Bug #20585
closedSize of memory allocated by String.new(:capacity) is different from the specified value
Description
IMHO, if :capacity is specified in String.new, capa will be its value.
In fact, Ruby 3.2 seems to allocate the size as specified.
% cat string_capacity.rb
unless /\A3\.[23]\./ =~ RUBY_VERSION
raise NotImplementedError, 'Not Supported Ruby Version'
end
require 'inline'
class String
def super_inspect
self.class.superclass.instance_method(:inspect).bind(self).call
end
inline do |builder|
builder.include '<stdio.h>'
builder.add_compile_flags '-Wall'
builder.c_raw <<~CODE
VALUE capacity(int argc, VALUE *argv, VALUE self) {
struct RString *rstring = RSTRING(self);
if (! (RBASIC(self)->flags & RSTRING_NOEMBED)) {
return rb_to_symbol(rb_str_new_cstr("EMBED"));
} else {
if (RBASIC(self)->flags & ELTS_SHARED) {
return rb_to_symbol(rb_str_new_cstr("SHARED"));
} else {
return LONG2NUM(rstring->as.heap.aux.capa);
}
}
return Qnil; /* NOTREACHED */
}
CODE
end
end
% irb -I. -rstring_capacity
irb(main):001:0> [RUBY_PLATFORM, RUBY_VERSION]
=> ["x86_64-freebsd14.0", "3.2.4"]
irb(main):002:0> String.new('', capacity: 1024).capacity
=> 1024
irb(main):003:0> String.new('*'*1024, capacity: 1024).capacity
=> 1024
irb(main):004:0>
This is what I expect.
However, Ruby 3.3 seems to behave differently.
% irb -I. -rstring_capacity
irb(main):001> [RUBY_PLATFORM, RUBY_VERSION]

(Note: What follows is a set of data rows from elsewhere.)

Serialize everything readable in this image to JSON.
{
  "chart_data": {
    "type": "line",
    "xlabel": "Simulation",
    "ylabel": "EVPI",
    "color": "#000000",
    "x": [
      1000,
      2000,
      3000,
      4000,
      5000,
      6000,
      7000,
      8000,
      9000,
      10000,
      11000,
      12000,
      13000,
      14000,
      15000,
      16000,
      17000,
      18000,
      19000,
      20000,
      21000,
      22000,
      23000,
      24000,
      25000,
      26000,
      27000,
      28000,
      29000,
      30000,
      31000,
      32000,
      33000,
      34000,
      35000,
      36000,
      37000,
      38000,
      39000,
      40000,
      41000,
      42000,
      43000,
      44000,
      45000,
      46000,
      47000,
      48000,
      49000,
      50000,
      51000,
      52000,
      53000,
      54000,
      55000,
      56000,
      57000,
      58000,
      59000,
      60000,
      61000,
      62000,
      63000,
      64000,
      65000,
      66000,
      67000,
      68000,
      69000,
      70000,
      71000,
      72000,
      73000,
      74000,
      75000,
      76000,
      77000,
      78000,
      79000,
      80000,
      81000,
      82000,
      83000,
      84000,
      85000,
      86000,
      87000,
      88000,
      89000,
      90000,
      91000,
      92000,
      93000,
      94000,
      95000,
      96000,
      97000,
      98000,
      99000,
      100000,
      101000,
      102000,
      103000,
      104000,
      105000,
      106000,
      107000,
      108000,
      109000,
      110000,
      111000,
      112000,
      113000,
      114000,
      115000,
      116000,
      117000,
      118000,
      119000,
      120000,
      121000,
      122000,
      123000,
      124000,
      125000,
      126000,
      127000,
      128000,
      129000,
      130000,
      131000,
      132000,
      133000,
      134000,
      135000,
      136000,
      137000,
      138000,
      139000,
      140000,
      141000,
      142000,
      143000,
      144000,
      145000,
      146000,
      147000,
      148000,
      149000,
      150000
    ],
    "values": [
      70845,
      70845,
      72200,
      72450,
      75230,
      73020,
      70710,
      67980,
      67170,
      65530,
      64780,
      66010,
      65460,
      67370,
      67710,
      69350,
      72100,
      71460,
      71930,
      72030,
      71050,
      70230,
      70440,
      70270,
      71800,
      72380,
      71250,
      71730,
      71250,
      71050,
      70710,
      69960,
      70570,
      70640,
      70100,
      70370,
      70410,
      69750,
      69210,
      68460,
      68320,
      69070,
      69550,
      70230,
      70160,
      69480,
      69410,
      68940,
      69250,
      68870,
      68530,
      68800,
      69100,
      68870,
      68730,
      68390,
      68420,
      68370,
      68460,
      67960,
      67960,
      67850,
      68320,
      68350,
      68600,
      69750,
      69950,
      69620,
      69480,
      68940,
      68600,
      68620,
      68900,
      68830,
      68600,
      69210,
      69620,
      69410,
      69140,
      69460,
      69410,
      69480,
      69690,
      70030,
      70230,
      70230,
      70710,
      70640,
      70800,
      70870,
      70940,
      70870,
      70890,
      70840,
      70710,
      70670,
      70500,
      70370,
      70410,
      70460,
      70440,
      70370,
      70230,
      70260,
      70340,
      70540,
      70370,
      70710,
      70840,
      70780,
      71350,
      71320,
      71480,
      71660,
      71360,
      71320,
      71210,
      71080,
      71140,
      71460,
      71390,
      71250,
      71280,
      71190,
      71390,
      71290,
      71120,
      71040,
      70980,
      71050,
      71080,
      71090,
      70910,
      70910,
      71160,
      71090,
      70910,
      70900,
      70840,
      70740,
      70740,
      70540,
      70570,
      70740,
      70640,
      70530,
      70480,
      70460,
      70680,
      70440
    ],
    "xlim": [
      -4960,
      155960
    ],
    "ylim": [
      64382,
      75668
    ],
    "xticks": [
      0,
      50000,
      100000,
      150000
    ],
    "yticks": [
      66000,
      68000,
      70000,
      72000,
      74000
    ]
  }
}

=> ["x86_64-freebsd14.0", "3.3.2"]
irb(main):002> String.new('', capacity: 1024).capacity
=> 1023
irb(main):003> String.new('*'*1024, capacity: 1024).capacity
=> 2047
irb(main):004>
- If only :capacity is specified, one byte less is allocated.
- If the initial string and its bytesize are specified, about twice the size is allocated.
Is this intentional?
Updated by byroot (Jean Boussier) 5 months ago
Most of this comes from: https://github.com/ruby/ruby/pull/8825
Long story short, capacity
is a bit confusing because since Ruby strings are null terminated, there is always at least one extra byte needed. So it's debatable whether the terminating byte is accounted for in the capacity.
I see how when using String.new(capacity:)
, the goal is to avoid reallocation, so if you precomputed the final string size, that might defeat the purpose. The other side of the coin though, is that if you use sizes like 4096
hoping to fit in a specific size in memory, the extra terminator byte make it not behave as you'd hoped.
If the initial string and its bytesize are specified, about twice the size is allocated.
I need to dig more to answer this one.
Updated by byroot (Jean Boussier) 5 months ago
- Backport changed from 3.1: UNKNOWN, 3.2: UNKNOWN, 3.3: UNKNOWN to 3.1: DONTNEED, 3.2: DONTNEED, 3.3: REQUIRED
If the initial string and its bytesize are specified, about twice the size is allocated.
Alrigth, this was just a fallout of the other change. The smaller buffer would cause the string to grow in size when the original string was copied, so doubling.
I opened: https://github.com/ruby/ruby/pull/11018
Updated by byroot (Jean Boussier) 5 months ago
- Status changed from Open to Closed
Applied in changeset git|83f57ca3d225ce06abbc5eef6aec37de4fa36d58.
String.new(capacity:) don't substract termlen
[Bug #20585]
This was changed in 36a06efdd9f0604093dccbaf96d4e2cb17874dc8 because
String.new(1024)
would end up allocating 1025
bytes, but the problem
with this change is that the caller may be trying to right size a String.
So instead, we should just better document the behavior of capacity:
.
Updated by Dan0042 (Daniel DeLorme) 5 months ago
What about allocating capacity+1 unless capacity is a power of two?
Updated by k0kubun (Takashi Kokubun) 4 months ago
- Backport changed from 3.1: DONTNEED, 3.2: DONTNEED, 3.3: REQUIRED to 3.1: DONTNEED, 3.2: DONTNEED, 3.3: DONE
ruby_3_3 d1ffd5ecfa62a049b7c508f30b6912a890de1b32.